The seraphim are said to have six wings (Isa 6:2). They are in God’s presence (6:2). When they speak, the threshold shakes (6:4). These beings are great. However, even they honor God and cover themselves. Even they do not bare themselves before nor let their faces look upon the Lord. Without sin and as pure angelic beings, even they cannot fully contain or outdo God, but honor and revere him as one who is incomparably great.
5. God Is Holy
Isaiah 6:3a–b: “And one called to another and said: ‘Holy, holy, holy is the Lord of hosts. . . .’” God is holy. Divine holiness is difficult to describe, but we can at least say it is God’s sheer difference and uniqueness and his God-ness. “Holiness” only gets us so far, and when we confess God as holy, we simply confess God as God. And so, holiness has to do with God being himself—it has to do with not only the identity of God, but God himself, namely, the divine essence. Hence, we follow the divine repetition—“I AM WHO I AM” (Exod 3:14)—and confess: God is God.
As this one who is himself holy, he is certainly different than his creation—incomparably other than everything else that is (1 Sam 2:2)—he is the holy one in the presence of Isaiah, and additionally, “the Holy One in your midst” (Hos 11:9). As this one, he is holy in himself, and holy in our midst.
It is no wonder why the seraphim act the way they do, and we should act likewise. Habakkuk adds: “the Lord is in his holy temple; let all the earth keep silence before him” (Hab 2:20).
6. God Is Glorious
Isaiah 6:3c: “The whole earth is full of his glory!” We might be apt to focus on the earth, which wouldn’t necessarily be wrong, but it’s subservient to the final words: “his glory.” God is glorious, and his glory is manifest in his creation.

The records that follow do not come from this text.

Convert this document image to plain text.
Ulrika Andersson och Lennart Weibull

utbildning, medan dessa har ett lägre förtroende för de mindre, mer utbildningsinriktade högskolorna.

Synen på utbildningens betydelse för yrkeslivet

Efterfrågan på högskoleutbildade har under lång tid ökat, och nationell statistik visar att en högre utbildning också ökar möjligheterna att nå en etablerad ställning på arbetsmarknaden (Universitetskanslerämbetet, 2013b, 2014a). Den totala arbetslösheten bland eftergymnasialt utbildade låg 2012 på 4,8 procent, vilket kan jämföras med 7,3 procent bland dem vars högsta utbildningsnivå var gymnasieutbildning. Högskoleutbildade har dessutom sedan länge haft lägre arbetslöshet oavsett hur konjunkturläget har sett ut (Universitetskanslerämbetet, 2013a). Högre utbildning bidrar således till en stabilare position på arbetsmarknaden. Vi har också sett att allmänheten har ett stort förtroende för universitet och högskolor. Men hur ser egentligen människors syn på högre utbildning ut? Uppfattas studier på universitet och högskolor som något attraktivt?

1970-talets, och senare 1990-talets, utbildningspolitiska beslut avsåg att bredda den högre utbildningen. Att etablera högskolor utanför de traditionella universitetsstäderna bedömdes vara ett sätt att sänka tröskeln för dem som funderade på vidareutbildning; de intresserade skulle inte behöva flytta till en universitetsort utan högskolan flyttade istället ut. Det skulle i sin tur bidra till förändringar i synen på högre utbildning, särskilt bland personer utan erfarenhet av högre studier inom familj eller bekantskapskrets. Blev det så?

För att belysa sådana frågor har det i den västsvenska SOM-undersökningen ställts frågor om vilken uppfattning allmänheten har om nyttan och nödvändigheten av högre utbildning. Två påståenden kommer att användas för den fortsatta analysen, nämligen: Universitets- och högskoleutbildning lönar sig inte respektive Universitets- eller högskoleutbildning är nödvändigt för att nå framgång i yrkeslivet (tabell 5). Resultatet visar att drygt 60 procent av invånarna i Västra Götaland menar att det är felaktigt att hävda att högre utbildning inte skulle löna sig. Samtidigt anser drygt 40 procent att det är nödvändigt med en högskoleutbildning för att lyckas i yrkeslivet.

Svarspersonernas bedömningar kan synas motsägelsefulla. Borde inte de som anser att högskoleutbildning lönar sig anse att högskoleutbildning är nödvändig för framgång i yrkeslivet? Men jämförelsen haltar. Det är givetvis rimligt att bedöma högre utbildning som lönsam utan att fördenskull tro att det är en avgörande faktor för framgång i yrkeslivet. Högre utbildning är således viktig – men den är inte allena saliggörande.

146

Conclusion: John 12:36–41 and Isaiah 6
This is our God and we confess him as such. And of this vision and with reference to Jesus, John writes, “Isaiah said these things because he saw his glory and spoke of him”; in the NIV’s translation: “Isaiah said this because he saw Jesus’ glory and spoke about him” (John 12:41). In Isaiah 6:1–3, we see the one who becomes flesh before he becomes flesh. Certainly God is holy, and the Holy One in our midst.